Judul aslinya “Kome Hyappyou 米百俵” , samar-samar aku mengingat sebuah cerita sejarah yang melatarbelakangi slogan “100 karung beras” ini. Peristiwa ini terjadi di domain (=藩 han = daerah yang dikepalai seorang Hanshu, semacam “raja kecil”) Nagaoka, di prefektur Niigata sekitar tahun 1860-an. Saat itu daerah ini kalah perang Boshin, dan mengalami kelaparan. Melihat kondisi ini, “tetangga”nya domain Mineyama, mengirimkan 100 karung beras, dengan tujuan menyelamatkan daerah Nagaoka dari kelaparan. TAPI, seorang petinggi daerah Nagaoka yang bernama Kobayashi Torasaburo malahan menyuruh menjual beras itu dan hasil penjualan diperuntukkan untuk membangun sekolah. Katanya: “Seratus karung beras itu jika dimakan akan habis dalam sekejap, tapi jika dijadikan sekolah (pendidikan) kita akan menuai hasilnya kelak, 10.000 atau 100.000 karung.” 「百俵の米も、食えばたちまちなくなるが、教育にあてれば明日の一万、百万俵となる」
Tentu saja keputusan itu dikecam oleh petinggi yang lain, namun keputusan itu tetap dijalankan dan didirikan Koukkan Gakkou yang menjadi cikal bakal SD Sakanoue, yang masih ada sampai sekarang. Dan semangat Kome Hyappyou ini disentil lagi oleh PM Jun-ichiro Koizumi, dengan menekankan pentingnya berpikir jauh ke depan.
Sebetulnya hari ini tanggal 12 Oktober 2015 merupakan hari Olahraga di Jepang. Karena sekolah anak-anakku sudah menjalankan class meeting di bulan Mei, kami tidak perlu datang ke sekolah untuk meramaikan Undokai (class meeting) tersebut. Tapi meskipun hari ini tanggal merah, deMiyashita tidak libur. Papa Gen bekerja, karena hampir semua universitas mengadakan kuliah pada hari ini. Riku juga tidak ada di rumah, karena mengikuti pertandingan Badminton pemula bagi amatir se-kelurahan Nerima sejak kemarin. Hari ini dia bermain dobel bersama temannya…. dan … tentu saja kalah karena dia baru mulai belajar bermain sejak April lalu hehehe.
Nanti tanggal 3 November, Jepang juga merayakan Hari Kebudayaan, jadi libur. Dan untuk merayakan hari kebudayaan itu, sekolah Riku mengadakan perlombaan paduan suara. Delapan belas kelas sudah berlatih sejak awal bulan Oktober, dan besok akan tampil di Pusat Kebudayaan daerah kami. Aku pun akan ikut sibuk karena aku harus mengambil foto untuk kemudian dimasukkan ke dalam buletin PTA.

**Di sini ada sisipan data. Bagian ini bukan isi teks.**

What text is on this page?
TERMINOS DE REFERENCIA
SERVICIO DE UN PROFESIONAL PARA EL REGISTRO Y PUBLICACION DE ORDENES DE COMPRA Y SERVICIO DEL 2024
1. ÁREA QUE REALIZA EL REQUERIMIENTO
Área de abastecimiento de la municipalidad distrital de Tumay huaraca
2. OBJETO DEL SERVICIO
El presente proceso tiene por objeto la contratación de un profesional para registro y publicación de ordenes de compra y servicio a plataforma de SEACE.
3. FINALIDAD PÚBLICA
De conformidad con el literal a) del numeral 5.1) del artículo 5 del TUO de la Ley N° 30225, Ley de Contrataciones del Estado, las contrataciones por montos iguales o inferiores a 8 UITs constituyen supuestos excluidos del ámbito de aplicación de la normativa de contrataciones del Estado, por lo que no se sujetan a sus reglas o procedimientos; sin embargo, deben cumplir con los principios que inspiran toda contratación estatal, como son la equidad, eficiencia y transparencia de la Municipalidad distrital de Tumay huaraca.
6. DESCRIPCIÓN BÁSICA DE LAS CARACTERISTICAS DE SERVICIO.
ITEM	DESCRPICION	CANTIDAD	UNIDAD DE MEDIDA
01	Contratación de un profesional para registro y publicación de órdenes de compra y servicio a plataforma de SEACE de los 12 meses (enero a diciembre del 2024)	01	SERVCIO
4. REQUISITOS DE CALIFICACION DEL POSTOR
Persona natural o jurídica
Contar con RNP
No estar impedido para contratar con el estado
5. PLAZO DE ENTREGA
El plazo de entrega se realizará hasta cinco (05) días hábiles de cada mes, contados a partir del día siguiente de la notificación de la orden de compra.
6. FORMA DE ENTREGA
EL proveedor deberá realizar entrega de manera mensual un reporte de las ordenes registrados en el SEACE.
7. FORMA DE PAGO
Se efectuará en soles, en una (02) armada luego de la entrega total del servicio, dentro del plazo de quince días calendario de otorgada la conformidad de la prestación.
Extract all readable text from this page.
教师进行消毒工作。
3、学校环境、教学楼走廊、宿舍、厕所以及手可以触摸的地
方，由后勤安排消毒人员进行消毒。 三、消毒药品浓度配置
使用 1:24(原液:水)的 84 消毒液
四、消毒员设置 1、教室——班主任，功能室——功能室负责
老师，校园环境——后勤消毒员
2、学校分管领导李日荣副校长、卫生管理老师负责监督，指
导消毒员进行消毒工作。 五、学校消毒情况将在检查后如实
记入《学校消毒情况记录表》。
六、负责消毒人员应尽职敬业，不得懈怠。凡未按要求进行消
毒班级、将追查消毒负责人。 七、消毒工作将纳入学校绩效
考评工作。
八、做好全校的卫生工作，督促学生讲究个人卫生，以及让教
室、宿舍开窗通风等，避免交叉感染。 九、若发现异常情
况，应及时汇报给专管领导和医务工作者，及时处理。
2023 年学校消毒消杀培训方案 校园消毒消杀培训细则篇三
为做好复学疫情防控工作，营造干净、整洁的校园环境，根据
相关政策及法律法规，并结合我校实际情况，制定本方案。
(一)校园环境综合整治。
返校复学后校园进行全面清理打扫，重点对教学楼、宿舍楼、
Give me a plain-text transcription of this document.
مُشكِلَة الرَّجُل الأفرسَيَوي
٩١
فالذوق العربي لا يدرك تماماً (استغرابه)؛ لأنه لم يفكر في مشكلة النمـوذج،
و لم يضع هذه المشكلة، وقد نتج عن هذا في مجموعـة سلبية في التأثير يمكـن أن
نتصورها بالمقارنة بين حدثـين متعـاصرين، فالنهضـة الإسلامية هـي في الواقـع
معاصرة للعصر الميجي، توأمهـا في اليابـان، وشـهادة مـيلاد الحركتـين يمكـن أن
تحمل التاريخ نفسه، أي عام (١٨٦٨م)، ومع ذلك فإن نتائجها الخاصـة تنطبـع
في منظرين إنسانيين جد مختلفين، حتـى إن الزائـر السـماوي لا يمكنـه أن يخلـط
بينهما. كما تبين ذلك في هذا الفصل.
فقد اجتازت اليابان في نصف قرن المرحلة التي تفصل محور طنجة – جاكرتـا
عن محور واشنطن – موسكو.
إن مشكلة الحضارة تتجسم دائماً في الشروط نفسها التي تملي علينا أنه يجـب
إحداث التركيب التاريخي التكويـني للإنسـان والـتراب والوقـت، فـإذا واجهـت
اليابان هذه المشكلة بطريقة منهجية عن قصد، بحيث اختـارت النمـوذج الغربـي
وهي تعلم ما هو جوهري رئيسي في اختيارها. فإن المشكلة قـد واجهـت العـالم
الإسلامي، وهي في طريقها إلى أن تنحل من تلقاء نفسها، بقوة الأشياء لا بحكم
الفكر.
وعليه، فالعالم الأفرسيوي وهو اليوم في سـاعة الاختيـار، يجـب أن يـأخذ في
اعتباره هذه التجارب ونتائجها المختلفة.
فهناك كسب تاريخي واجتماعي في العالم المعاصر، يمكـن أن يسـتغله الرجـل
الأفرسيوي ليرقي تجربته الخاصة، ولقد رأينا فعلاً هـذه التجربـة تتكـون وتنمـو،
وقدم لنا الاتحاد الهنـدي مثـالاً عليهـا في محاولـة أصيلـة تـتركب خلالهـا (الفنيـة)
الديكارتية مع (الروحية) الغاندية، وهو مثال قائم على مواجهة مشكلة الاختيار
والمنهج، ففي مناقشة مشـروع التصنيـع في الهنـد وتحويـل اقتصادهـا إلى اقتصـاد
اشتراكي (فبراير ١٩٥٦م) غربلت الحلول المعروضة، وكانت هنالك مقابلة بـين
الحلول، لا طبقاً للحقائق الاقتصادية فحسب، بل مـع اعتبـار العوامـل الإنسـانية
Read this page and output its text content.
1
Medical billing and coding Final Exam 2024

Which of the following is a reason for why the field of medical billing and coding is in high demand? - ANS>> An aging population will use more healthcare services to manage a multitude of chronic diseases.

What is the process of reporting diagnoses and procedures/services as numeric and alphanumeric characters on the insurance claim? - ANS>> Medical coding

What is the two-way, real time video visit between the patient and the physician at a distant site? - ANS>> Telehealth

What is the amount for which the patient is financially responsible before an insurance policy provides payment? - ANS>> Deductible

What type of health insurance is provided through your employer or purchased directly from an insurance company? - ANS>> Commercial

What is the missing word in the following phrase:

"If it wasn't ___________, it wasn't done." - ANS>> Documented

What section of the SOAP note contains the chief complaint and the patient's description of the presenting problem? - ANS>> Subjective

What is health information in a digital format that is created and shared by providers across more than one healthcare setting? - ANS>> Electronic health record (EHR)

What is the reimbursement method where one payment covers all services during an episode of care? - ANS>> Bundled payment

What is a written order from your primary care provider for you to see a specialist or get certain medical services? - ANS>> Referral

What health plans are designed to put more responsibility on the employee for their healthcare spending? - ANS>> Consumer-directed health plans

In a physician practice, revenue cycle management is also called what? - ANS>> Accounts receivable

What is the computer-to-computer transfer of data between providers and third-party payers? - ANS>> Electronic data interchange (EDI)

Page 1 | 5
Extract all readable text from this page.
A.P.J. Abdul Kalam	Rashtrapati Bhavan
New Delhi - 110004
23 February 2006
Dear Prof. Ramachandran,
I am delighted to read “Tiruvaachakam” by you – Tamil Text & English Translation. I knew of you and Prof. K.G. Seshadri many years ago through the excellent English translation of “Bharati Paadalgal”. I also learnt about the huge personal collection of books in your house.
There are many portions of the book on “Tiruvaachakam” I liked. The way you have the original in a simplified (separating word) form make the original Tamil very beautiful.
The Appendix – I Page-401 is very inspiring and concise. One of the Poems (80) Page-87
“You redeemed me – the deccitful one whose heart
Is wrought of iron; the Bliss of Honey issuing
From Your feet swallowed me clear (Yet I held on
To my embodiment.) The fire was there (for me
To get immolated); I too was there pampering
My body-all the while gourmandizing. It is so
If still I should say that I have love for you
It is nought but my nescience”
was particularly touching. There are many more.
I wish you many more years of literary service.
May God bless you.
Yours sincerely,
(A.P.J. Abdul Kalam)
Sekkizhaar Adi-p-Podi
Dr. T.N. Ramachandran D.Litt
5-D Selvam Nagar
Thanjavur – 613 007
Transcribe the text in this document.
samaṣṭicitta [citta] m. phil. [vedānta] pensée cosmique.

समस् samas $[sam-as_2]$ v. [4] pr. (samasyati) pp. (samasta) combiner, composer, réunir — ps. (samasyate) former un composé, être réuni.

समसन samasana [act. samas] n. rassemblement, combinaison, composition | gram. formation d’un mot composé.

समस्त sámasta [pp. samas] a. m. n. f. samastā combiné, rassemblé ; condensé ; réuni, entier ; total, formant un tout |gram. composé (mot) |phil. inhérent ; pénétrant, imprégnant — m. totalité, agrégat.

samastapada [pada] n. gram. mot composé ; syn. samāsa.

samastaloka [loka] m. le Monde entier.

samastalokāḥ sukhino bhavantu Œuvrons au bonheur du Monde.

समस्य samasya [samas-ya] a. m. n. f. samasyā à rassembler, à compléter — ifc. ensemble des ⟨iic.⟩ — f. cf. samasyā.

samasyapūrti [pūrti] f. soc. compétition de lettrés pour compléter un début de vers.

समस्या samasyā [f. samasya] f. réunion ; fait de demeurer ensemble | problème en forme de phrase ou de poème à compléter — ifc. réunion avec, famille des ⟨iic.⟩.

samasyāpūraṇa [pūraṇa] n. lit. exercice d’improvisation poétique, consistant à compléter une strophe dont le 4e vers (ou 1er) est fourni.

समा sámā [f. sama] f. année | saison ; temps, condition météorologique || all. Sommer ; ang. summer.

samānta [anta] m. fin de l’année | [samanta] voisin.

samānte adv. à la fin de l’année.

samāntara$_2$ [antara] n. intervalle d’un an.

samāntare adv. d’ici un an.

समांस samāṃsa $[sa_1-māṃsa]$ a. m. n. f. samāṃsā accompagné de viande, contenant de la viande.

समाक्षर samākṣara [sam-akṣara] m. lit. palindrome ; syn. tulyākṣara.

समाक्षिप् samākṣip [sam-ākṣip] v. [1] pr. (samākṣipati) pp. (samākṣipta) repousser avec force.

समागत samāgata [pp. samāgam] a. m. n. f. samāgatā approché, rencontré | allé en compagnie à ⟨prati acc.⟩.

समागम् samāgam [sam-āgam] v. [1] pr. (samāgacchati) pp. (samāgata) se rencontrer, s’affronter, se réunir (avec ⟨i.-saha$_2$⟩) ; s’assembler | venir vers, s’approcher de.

Yang membuat aku termenung hari ini adalah kenyataan bahwa di Jepang TIDAK ADA hari pendidikan seperti di Indonesia. Tapi tentu bukan berarti Jepang tidak menganggap pendidikan itu penting. Dan aku sadari bahwa dari olahraga dan kebudayaan itu juga tercermin pendidikan Jepang yang sesungguhnya. SEMUA berawal dari kelompok kecil. Kerjasama dan persatuan. Maju bersama demi masa depan!
Satu lagi yang membuatku ingat pada “100 karung beras” ini adalah sebuah buku yang dikarang Yamamoto Yuzo, seorang pengarang sastra anak-anak dan penulis skrip drama (screen play) yang terkenal. Buku “Kome Hyappyou” juga merupakan buku skrip drama. Aku melihat buku ini di museum Yamamoto Yuzo yang berada di Kichijouji, tidak jauh dari gerejaku. Karena ada tempat parkirnya, Gen memarkirkan mobil kami, dan kami bertiga : aku, Gen dan Kai masuk ke dalam. Riku sakit kepala sehingga menunggu di mobil.
Museum ini merupakan bekas rumah kediaman Yamamoto Yuzo. Dari foto-foto yang ada, terlihat banyak anak-anak yang mengunjungi rumah itu dan membaca buku-buku cerita anak-anak di perpustakaan rumah itu. Ada pula foto waktu Yamamoto Yuzo berdiri berbicara di depan anak-anak itu di teras rumah. Rumahnya asri dan memang merupakan bangunan eropa.
Ada beberapa karyanya yang terkenal, tapi belum ada yang pernah kubaca. Tapi Gen menyarankan untuk membaca kompilasinya mengenai sastra dunia yang dia terjemahkan. Hmmm kalau sastra dunia mending aku baca dalam bahasa Inggris dong hehehe.